The real estate industry is responsible for much of the way the built world around us looks. We choose the shapes, colors, textures and designs of the buildings we represent. These monuments to human existence have important purposes, to be comfortable places to live, productive places to work and entertaining places to spend our time and money. But while buildings are tools, built to serve a specific purpose, and huge financial investments, built only because of the promise of future returns, they are also one of the most important stimulants of emotion and are therefore themselves works of art.
Designing something that is considered art is hard. Art is subjective, irrational and fickle. Art requires a thoughtfulness of design that only comes from an immense amount of time and energy staring into the abyss of infinite possibilities. Art is also costly. The soulless cubic buildings created by dictators and regimes committed to cost-effective efficiency are a semi-permanent testament to the folly of optimizing function without consideration for form.

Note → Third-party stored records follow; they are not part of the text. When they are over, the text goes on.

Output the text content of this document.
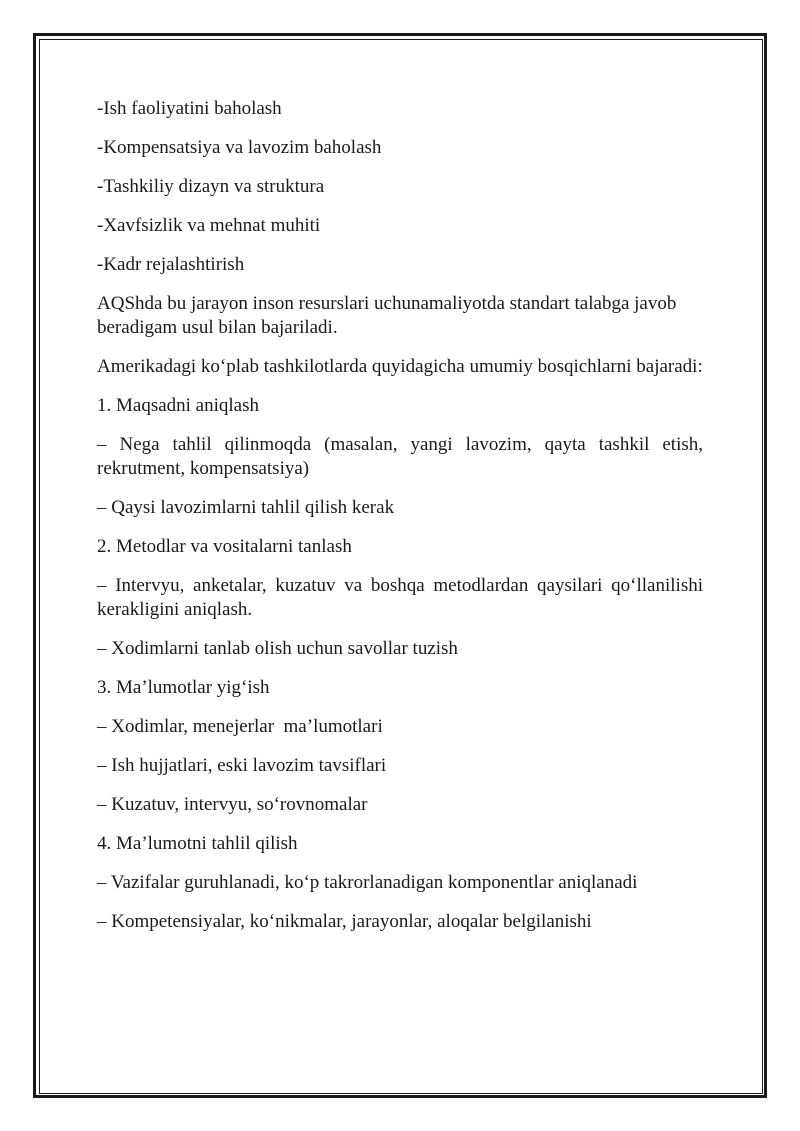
-Ish faoliyatini baholash

-Kompensatsiya va lavozim baholash

-Tashkiliy dizayn va struktura

-Xavfsizlik va mehnat muhiti

-Kadr rejalashtirish

AQShda bu jarayon inson resurslari uchunamaliyotda standart talabga javob beradigam usul bilan bajariladi.

Amerikadagi ko‘plab tashkilotlarda quyidagicha umumiy bosqichlarni bajaradi:

1. Maqsadni aniqlash

– Nega tahlil qilinmoqda (masalan, yangi lavozim, qayta tashkil etish, rekrutment, kompensatsiya)

– Qaysi lavozimlarni tahlil qilish kerak

2. Metodlar va vositalarni tanlash

– Intervyu, anketalar, kuzatuv va boshqa metodlardan qaysilari qo‘llanilishi kerakligini aniqlash.

– Xodimlarni tanlab olish uchun savollar tuzish

3. Ma’lumotlar yig‘ish

– Xodimlar, menejerlar  ma’lumotlari

– Ish hujjatlari, eski lavozim tavsiflari

– Kuzatuv, intervyu, so‘rovnomalar

4. Ma’lumotni tahlil qilish

– Vazifalar guruhlanadi, ko‘p takrorlanadigan komponentlar aniqlanadi

– Kompetensiyalar, ko‘nikmalar, jarayonlar, aloqalar belgilanishi
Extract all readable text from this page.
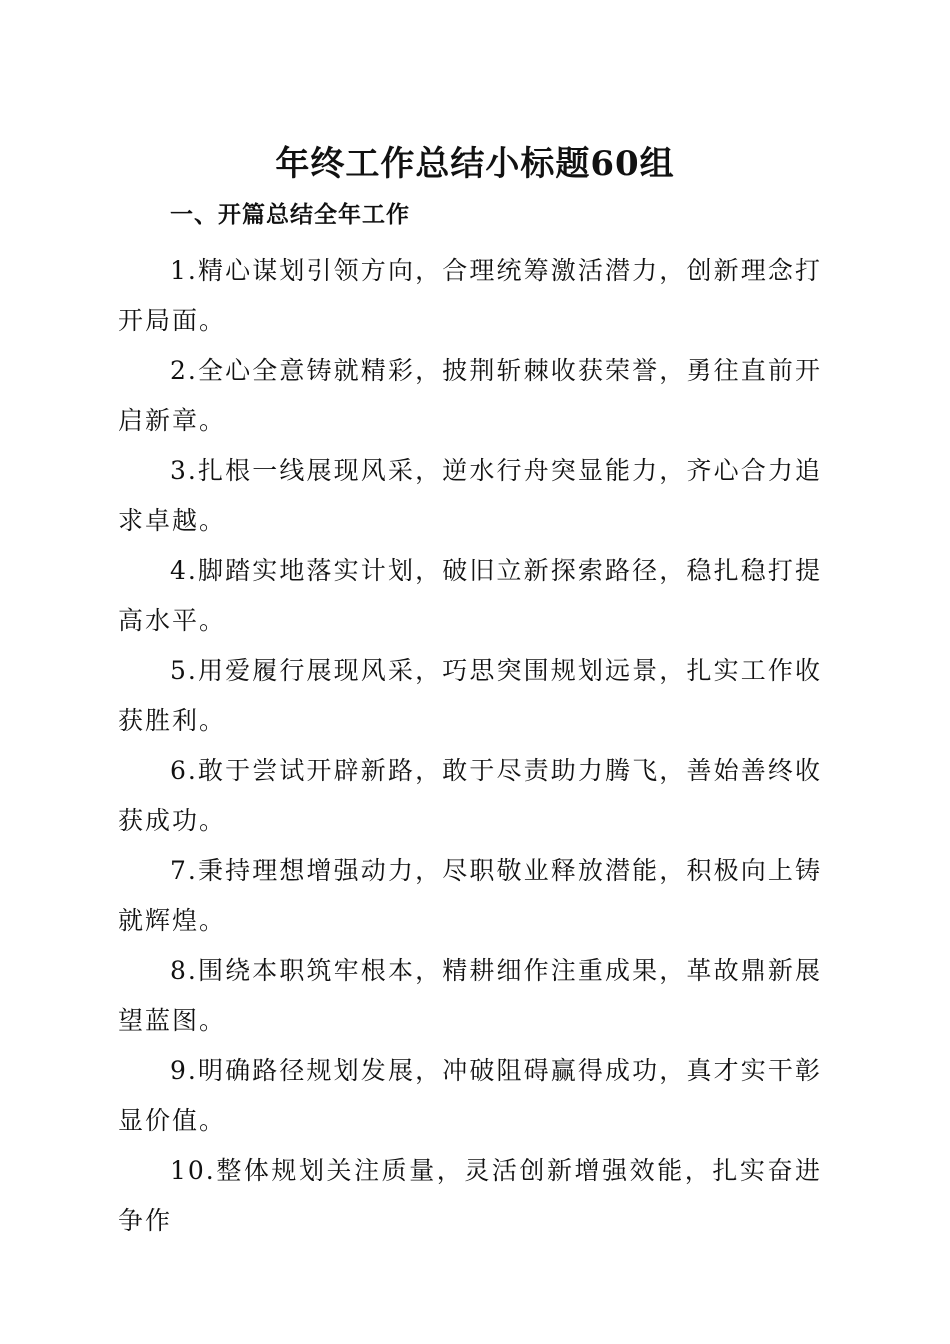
年终工作总结小标题60组
一、开篇总结全年工作
1.精心谋划引领方向，合理统筹激活潜力，创新理念打开局面。
2.全心全意铸就精彩，披荆斩棘收获荣誉，勇往直前开启新章。
3.扎根一线展现风采，逆水行舟突显能力，齐心合力追求卓越。
4.脚踏实地落实计划，破旧立新探索路径，稳扎稳打提高水平。
5.用爱履行展现风采，巧思突围规划远景，扎实工作收获胜利。
6.敢于尝试开辟新路，敢于尽责助力腾飞，善始善终收获成功。
7.秉持理想增强动力，尽职敬业释放潜能，积极向上铸就辉煌。
8.围绕本职筑牢根本，精耕细作注重成果，革故鼎新展望蓝图。
9.明确路径规划发展，冲破阻碍赢得成功，真才实干彰显价值。
10.整体规划关注质量，灵活创新增强效能，扎实奋进争作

Capitalism, in its crudest iterations, can be as callous as any despot. The flywheel of creative output that it creates can become nothing but self-promotional visual placification. But it doesn’t have to be. Advertising, done correctly, is an art in its own right. Art’s power is its ability to conjure emotions and any seasoned marketer will tell you that emotion trumps logic when it comes to the majority of purchase decisions. When examined through this lens, economic incentivization can be one of the greatest patrons of the arts, giving the power of artistic determination to the masses rather than the privileged few.
So maybe we should reconsider our binary paradigm of wings painted on buildings. They can be contrived, derivative designs that have little more value than a short diversion and an uninspired social media post, sure. But they can also have an artistic twist, something that can inspire emotions as well as any artful illustration. There is an undeniable market for them. They are an example of the democratic nature of advertorial art in action.
The reason that I am so interested in this intersection between art and advertising, creativity and commerce, is that we have attempted to do something similar here at Propmodo. We are, above all, a trade publication. We exist only because our sponsors see value in the way that we can promote their companies. But we also like to think of ourselves as artists. We want to create stories that provide insights and evoke emotions that hopefully inform and inspire our audience, the chosen few who make the decisions that sculpt the built world, to do their jobs better. Our audience is, after all, creating the future of our cities and towns. Who better to inspire and be inspired by? We think that there are a lot of important stories that deserve to be told and we want to be the ones to make art out of them in a way not being done elsewhere.
A publication, like an art gallery, is only as good as its tastes. We aim to keep our bar high when it comes to business journalism, promoting ideas in a way that benefits the reader as much as the subject. We want to give our buildings wings, as long as we are able to put our own twist on it.